The limit of human endurance knows no boundaries. Every time someone beats a record, someone has to go one better.
So it’s not surprising that the sport of endurance cycling has its own niche and protagonists enjoy 24-hour events.
Cayman resident Tony Watts is one of them. Don’t ask me why, he’s just wired that way. He’s my mate but when it comes to sporting success we’ve got a slightly different outlook.
The Englishman completed a 24-hour ride recently and deserves props for it no matter how pointless it seems.
It was in Sebring, Florida on Valentine’s Day, starting at 6.30am. (Well he does love cycling so it was romantic in a sense.)
Around 200 people took part in what was a qualifier for the Race Across America and the benchmark was to do 400 miles in 24 hours.
There was a 100 mile loop to start with, out to the countryside and back and then a few 11-mile loops before going for the last 12 hours in the dark on a grand prix motor racing circuit around 3.7 miles long.
Watts did 366 miles which was 16 more than he aimed for. It was a personal best, but only his second 24-hour ride. Two years ago he did 326 miles around Cayman virtually on the spur of the moment. Larry Walters accompanied him for some of the time then.
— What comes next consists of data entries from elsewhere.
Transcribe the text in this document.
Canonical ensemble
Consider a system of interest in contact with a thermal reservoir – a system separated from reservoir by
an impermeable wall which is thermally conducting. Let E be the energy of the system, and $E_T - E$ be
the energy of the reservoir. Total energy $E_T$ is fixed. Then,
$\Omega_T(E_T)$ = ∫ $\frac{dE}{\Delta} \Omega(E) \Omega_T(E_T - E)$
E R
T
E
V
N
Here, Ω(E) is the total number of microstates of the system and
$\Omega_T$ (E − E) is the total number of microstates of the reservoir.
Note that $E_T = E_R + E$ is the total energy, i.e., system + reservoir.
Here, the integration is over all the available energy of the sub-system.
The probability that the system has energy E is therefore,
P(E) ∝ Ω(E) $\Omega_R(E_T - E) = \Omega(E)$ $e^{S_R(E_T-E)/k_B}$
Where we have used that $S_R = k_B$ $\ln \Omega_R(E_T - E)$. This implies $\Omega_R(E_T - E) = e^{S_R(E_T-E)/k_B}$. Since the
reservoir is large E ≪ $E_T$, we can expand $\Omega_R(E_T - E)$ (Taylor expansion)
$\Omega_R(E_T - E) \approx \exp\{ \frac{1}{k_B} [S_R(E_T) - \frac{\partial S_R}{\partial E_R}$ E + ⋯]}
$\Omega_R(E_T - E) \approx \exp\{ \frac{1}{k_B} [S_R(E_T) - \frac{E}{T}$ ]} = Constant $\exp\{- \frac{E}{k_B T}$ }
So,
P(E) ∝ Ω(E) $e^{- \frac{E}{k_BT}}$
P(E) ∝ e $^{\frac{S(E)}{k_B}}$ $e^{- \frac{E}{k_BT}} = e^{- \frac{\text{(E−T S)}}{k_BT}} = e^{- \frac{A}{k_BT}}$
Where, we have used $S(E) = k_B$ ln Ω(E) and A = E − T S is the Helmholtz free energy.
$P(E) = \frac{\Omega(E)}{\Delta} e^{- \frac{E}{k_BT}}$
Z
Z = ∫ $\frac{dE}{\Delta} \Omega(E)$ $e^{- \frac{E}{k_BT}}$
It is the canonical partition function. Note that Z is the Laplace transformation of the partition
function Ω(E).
Englishman Watts, 44, said: ‘I went around that track around 50 times so by the end I knew it quite well.
‘There were a couple of crazy guys there and they did 480-odd miles but most good cyclists did over 400 and then there were a lot of people like me who were pleased to get over their personal best.’
Staying focused and fighting off fatigue are obvious problems, but Watts came through okay.
‘It really isn’t a problem to stay awake. I didn’t even yawn or anything. Because you’re working throughout it’s easier than sitting up all night or staying in a bar. You forget that you’ve been awake all that time and you’re just concentrating on how many hours there are to go.’
His biggest problem was eating. Unlike others, Watts didn’t have a backup team to hand him food and sort his bike out.
Normal bike food of energy bars and gels were not enough to sustain him. His nutrition came from cold oats in milk whilst standing on the bike. He would refill the water bottles on the bike.
Cyclists of all shapes, sizes, ages and both genders were there, as teams and on regular bikes, recumbents and tandems.
Watts came third in the 40-49 age group. The two ahead of him did way over 400 miles.
Has he got it out of his system or is there more to come?
‘It’s a challenge. The first one wasn’t very good really so I wanted to do an organised event and go further. Now I’ve done that I want to go for 400 next year.
‘The point of it? Without challenge, there is no achievement, Ron! We need some more Cayman cyclists to do it next year. The real cyclists could do 400, they just have to stay on the bike.
‘People do it just because they like that sort of event or they want to go in for the Race Across America, from the east coast to the west coast 3,000 miles. That takes around seven days. I’ll never be good enough to do that nor will be able to afford it.
‘Maybe next year I’ll get up to 400 and you might want to come along too, Ron.’ Eh, yeah Tone. I’ll see you there.